For the past five years, Thailand has effectivelybeen the sole market for the UWSA's ya baa pills. But the UWSA is looking to expand its markets to other countries in Europe and the Asia-Pacific, according to Sorasit Sangprasert, deputy secretary general of Thailand's Office of Narcotics Control Board.

``We can see some of the drugs are already being smuggled out of the country -- some are going to Switzerland, some to Japan, Korea and Indonesia,'' Sorasit stated.

The United Nations Drug Control Program estimates that 45 per cent of the world's heroin comes from Burma, with the UWSA recognised as the major source.

The biggest seizure of ya baa pills being smuggled out of Thailand came last year when authorities found 36,000 pills at Bangkok's international airport destined for Japan, according to Sorasit. Ya baa has gained infamy in Thailand for its devastating side-effects. Although it causes similar feelings of power and limitless energy as those associated with other types of amphetamines such as Speed and Ecstasy, it can cause massive bouts ofparanoia.

Local media in Bangkok regularly show violent incidents where ya baa addicts have stabbed themselves to death. Television news bulletins show police shooting deranged men who, believing they were being threatened, have fired guns or wielded machetes at innocent strangers.

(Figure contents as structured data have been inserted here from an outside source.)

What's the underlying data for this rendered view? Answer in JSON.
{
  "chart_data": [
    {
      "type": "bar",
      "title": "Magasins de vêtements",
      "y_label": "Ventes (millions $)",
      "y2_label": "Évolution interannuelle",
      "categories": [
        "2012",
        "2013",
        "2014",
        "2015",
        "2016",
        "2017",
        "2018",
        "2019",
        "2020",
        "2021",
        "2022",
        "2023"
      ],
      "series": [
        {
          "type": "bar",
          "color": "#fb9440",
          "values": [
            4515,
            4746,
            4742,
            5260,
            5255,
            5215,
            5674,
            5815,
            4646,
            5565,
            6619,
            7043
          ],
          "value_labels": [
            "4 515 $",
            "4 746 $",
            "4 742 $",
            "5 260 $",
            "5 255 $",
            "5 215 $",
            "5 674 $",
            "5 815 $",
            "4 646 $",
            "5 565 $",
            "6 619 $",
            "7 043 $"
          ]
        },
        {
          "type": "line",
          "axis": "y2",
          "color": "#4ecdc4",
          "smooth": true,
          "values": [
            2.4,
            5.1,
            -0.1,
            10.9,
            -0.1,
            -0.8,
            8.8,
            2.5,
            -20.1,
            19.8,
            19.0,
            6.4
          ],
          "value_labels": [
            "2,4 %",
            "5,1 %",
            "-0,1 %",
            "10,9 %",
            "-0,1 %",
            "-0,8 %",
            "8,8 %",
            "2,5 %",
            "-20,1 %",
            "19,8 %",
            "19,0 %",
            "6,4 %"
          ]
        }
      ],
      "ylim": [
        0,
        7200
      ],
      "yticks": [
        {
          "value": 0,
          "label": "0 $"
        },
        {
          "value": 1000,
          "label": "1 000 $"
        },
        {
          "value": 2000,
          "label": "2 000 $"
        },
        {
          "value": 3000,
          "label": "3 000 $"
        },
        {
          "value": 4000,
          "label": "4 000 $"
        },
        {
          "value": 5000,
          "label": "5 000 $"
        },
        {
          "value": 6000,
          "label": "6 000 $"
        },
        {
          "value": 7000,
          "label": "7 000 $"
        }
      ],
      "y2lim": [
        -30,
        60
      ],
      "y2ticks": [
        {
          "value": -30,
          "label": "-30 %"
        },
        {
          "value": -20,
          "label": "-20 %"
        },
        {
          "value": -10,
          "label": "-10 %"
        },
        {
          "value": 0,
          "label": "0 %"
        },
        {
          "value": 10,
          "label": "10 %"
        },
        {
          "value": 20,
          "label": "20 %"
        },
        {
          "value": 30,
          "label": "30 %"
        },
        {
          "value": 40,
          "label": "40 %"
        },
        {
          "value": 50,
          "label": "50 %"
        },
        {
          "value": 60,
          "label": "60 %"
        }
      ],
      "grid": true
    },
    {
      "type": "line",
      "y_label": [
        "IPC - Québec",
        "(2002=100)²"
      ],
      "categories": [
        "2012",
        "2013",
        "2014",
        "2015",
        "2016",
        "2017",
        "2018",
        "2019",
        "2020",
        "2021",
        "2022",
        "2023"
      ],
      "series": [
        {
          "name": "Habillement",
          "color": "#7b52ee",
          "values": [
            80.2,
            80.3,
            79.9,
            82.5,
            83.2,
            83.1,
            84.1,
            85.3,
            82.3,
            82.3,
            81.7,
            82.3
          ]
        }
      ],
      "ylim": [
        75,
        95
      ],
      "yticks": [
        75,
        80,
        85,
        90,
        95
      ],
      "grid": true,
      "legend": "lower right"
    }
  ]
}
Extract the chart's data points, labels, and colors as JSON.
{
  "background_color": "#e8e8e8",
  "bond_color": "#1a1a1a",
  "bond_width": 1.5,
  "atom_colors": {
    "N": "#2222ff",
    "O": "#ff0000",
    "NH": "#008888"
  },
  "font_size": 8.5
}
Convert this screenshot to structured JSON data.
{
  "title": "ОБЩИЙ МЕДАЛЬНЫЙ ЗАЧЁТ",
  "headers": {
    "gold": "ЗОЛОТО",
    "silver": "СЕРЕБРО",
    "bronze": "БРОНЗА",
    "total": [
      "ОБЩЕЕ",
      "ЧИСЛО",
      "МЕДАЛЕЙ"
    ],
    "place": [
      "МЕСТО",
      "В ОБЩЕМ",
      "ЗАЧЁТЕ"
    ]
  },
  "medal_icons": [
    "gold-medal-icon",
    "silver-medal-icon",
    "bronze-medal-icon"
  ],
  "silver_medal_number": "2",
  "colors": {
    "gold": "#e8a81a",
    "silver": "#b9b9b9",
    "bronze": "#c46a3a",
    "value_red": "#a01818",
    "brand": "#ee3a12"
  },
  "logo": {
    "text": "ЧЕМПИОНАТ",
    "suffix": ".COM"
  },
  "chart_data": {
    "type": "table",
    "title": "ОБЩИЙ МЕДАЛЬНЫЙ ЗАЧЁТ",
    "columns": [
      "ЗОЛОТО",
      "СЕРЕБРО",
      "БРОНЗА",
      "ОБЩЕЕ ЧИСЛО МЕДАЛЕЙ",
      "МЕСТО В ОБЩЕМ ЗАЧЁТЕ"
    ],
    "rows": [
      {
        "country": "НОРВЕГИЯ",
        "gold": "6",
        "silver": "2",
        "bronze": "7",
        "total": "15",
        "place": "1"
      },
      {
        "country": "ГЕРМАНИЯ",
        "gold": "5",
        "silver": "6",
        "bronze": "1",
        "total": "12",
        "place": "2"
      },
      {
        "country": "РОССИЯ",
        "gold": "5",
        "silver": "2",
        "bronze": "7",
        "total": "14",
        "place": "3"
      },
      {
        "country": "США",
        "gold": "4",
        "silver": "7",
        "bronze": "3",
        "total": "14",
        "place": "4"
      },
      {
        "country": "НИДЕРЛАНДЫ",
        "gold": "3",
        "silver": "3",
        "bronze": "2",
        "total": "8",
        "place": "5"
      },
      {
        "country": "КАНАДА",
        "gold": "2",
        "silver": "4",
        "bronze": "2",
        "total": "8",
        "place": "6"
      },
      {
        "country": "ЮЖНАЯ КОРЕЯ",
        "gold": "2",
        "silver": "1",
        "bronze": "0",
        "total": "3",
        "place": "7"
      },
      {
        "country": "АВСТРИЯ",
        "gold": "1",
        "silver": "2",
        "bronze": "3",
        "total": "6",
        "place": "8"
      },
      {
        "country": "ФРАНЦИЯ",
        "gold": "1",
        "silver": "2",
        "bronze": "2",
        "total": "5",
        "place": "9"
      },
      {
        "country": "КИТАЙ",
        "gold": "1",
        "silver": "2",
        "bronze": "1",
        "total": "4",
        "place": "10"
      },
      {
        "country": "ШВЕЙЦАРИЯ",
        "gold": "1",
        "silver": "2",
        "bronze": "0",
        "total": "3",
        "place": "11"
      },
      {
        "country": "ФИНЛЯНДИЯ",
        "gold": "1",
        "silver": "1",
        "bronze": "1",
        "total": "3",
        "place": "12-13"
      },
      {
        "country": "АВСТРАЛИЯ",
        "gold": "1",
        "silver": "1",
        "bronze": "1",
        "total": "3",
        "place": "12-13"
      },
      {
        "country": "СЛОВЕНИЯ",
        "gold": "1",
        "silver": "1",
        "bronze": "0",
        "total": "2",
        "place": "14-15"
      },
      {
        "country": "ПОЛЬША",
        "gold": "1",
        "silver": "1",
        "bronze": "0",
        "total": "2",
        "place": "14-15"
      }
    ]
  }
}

Ya baa has overtaken heroin over the past five years as the biggest drug problem for Thailand's 60 million people. The latest government figures show 300,000 heroin addicts in Thailand, compared with estimates of more than one million ya baa addicts and countless more occasional users.

The number of ya baa addicts has risen five-fold since 1993. For its part, the Burmese government has given the UWSA approval to develop Mong Yawn town into a city over the next five years.